The funding will be used to engage with residents in Hollington through exciting events and activities inspired by the museum's collections and Hastings' dinosaur heritage.
The museum was one of only 36 museums to be awarded funding through the Places of science scheme, a scheme that aims to celebrate projects that evoke curiosity, interest, and enthusiasm by exploring science in a creative way.
Jonathan Ashmore, Chair of the Places of science panel, and Professor of Biophysics at University College London, said:
"The projects funded use a diverse range of creative activities and content to inspire their local communities.
"From using embroidery to teach us about the Quaker scientist John Dalton's work on meteorology, foraging walks to understand how the wool trade shaped the rich cultural history of Dartmoor, and using recycled tiles and crockery to celebrate a community's local palaeontology heritage, these museums all welcome and embrace their science stories, past and present.
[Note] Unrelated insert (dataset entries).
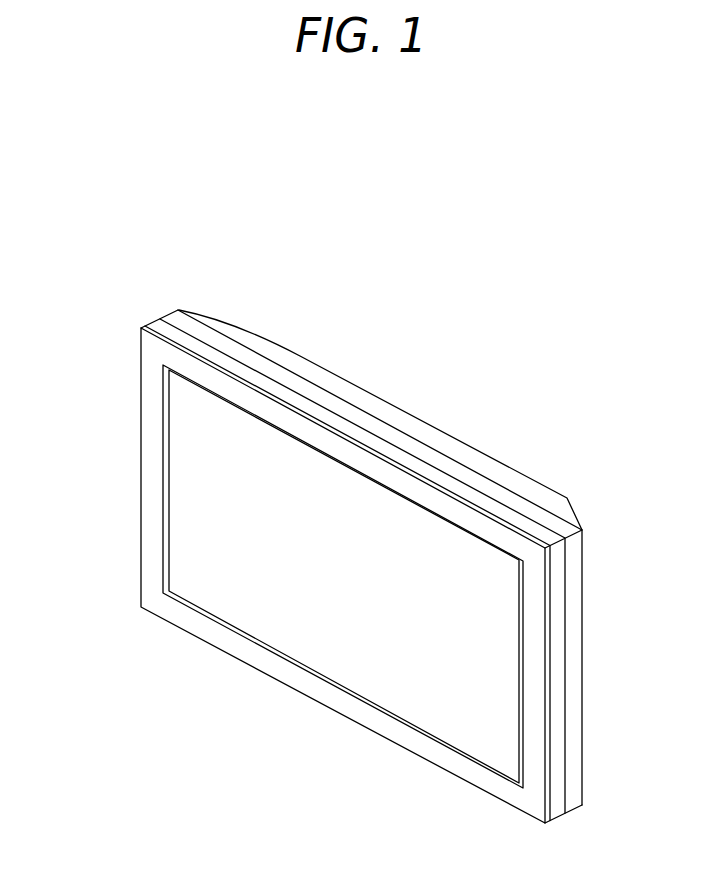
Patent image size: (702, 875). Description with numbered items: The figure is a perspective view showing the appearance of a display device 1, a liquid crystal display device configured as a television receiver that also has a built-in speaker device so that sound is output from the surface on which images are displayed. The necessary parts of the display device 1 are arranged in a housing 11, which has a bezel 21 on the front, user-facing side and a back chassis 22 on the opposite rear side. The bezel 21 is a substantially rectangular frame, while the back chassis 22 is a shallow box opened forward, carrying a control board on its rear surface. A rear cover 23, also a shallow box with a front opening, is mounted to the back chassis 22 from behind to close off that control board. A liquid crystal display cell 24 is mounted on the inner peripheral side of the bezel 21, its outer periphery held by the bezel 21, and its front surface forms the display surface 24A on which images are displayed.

The display device 1 is at (138, 248).
The housing 11 is at (385, 410).
The bezel 21 is at (148, 350).
The back chassis 22 is at (243, 372).
The rear cover 23 is at (320, 375).
The liquid crystal display cell 24 is at (185, 443).
The display surface 24A is at (185, 505).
"Many of this year's awardees are also actively trying to make sure that their projects are accessible to everyone in their local communities. If your local museum has been given a Places of science award, I would like to encourage you to look out for the displays, festivals, and exhibitions, that celebrate the science on your doorstep and that will inspire local generations to come."
Damian Etheraads, Museum & Cultural Development Manager, added:
"We are really pleased to have been awarded Places of science funding to help support this project. Our thanks go to the Royal Society and to the social housing provider Optivo and charity Fresh Visions who are supporting this project.
"Hastings has an important place in the history of dinosaur studies, with local fossils having influenced early dinosaur studies. We hope that people will enjoy getting involved with the project and learning about The Dinosaur on Your Doorstep."